In his Manifesto del Futurismo of 1909, Filippo Tommaso Marinetti decried the sound of Italy as the “creaking bones of sickly palaces.” But what we see in the work of Portaluppi, my great-grandfather, is a subversion of the grandeur of the palazzo in favor of the charm of the palazzina

Portaluppi was born in 1888 and graduated from the Politecnico di Milano in 1910. He received his first major commissions from his future father-in-law, Ettore Conti, whose only daughter, Lia, he married in 1913. Conti was then in the process of electrifying Northern Italy with a series of hydroelectric power plants along the Italo-Swiss border, and he asked the young architect to design several of them which still stand today. Even in these early works, there is a visible play between the grand modernist plan and the small decorative details that unify the project, delineate the private and public, and instruct how a space is meant to be used.

Like most of Portaluppi’s work, all of the properties featured here were built for the haute bourgeoisie (including, eventually, himself): Villa Necchi Campiglio (1932–1935); Casa degli Atellani (1919–1921); Palazzo della Società Buonarroti-Carpaccio-Giotto

(1926–1930); Casa Crespi (1927–1930); Palazzo Crespi (1928–1932); Casa Radici Boschi Di Stefano (1929–1931); Casa Corbellini-Wassermann (1934–1936); Casa Portaluppi (1935–1938). What we see here is a small collection of the architect’s work around the midpoint of his career. It was a time when his neoclassical references were humorous, and rationalism had not yet dominated decoration.
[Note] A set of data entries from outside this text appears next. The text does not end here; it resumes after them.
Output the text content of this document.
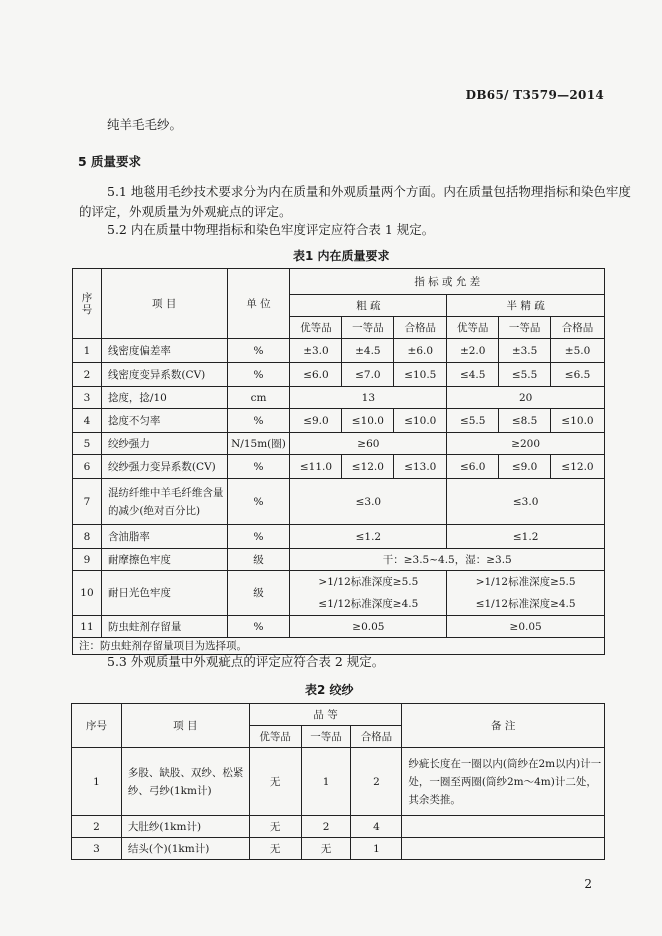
DB65/ T3579—2014
纯羊毛毛纱。
5 质量要求
5.1 地毯用毛纱技术要求分为内在质量和外观质量两个方面。内在质量包括物理指标和染色牢度
的评定，外观质量为外观疵点的评定。
5.2 内在质量中物理指标和染色牢度评定应符合表 1 规定。
表1 内在质量要求
序
号	项 目	单 位	指 标 或 允 差					
			粗 疏			半 精 疏		
			优等品	一等品	合格品	优等品	一等品	合格品
1	线密度偏差率	%	±3.0	±4.5	±6.0	±2.0	±3.5	±5.0
2	线密度变异系数(CV)	%	≤6.0	≤7.0	≤10.5	≤4.5	≤5.5	≤6.5
3	捻度，捻/10	cm	13			20		
4	捻度不匀率	%	≤9.0	≤10.0	≤10.0	≤5.5	≤8.5	≤10.0
5	绞纱强力	N/15m(圈)	≥60			≥200		
6	绞纱强力变异系数(CV)	%	≤11.0	≤12.0	≤13.0	≤6.0	≤9.0	≤12.0
7	混纺纤维中羊毛纤维含量的减少(绝对百分比)	%	≤3.0			≤3.0		
8	含油脂率	%	≤1.2			≤1.2		
9	耐摩擦色牢度	级	干：≥3.5~4.5，湿：≥3.5					
10	耐日光色牢度	级	>1/12标准深度≥5.5			>1/12标准深度≥5.5		
			≤1/12标准深度≥4.5			≤1/12标准深度≥4.5		
11	防虫蛀剂存留量	%	≥0.05			≥0.05		
注：防虫蛀剂存留量项目为选择项。								
5.3 外观质量中外观疵点的评定应符合表 2 规定。
表2 绞纱
序号	项 目	品 等			备 注
		优等品	一等品	合格品	
1	多股、缺股、双纱、松紧纱、弓纱(1km计)	无	1	2	纱疵长度在一圈以内(筒纱在2m以内)计一处，一圈至两圈(筒纱2m～4m)计二处，其余类推。
2	大肚纱(1km计)	无	2	4	
3	结头(个)(1km计)	无	无	1	
2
At Casa Corbellini-Wassermann, recently restored and reopened by the gallerist Massimo De Carlo, slabs of marble are laid like ribbon candy, leading visitors through the space. At Casa degli Atellani, the hand-laid mosaic floors mirror the wave-like pattern of the front gate. Strips of glass, chrome and bronze are woven within the various doors, walls and ceilings of his buildings. Tartan appears everywhere, from the radiator covers to the terrazzo pavement. Growing up on the top floor of Casa Portaluppi, every day I passed a little house, the symbol of his studio, tucked in by the staircase of the ground floor (which today houses the Fondazione Portaluppi). This is a perfect example of his sense of humor—it should come as no surprise that Portaluppi’s first job, while still a student, was as a cartoonist.

His daring buildings stand out with their unusual geometries and stylistic repetitions, and look particularly modernist from afar. But closer inspection reveals decorative flourishes recalling Baroque Italy. Portaluppi’s inventive use of materials—intricate marble designs, wrought-iron gates, mahogany doors, brass radiator covers, and even simple handrails— provided a new architectural vocabulary for Italian urbanism. It was rich, forward looking, and unchained from the aristocratic establishment.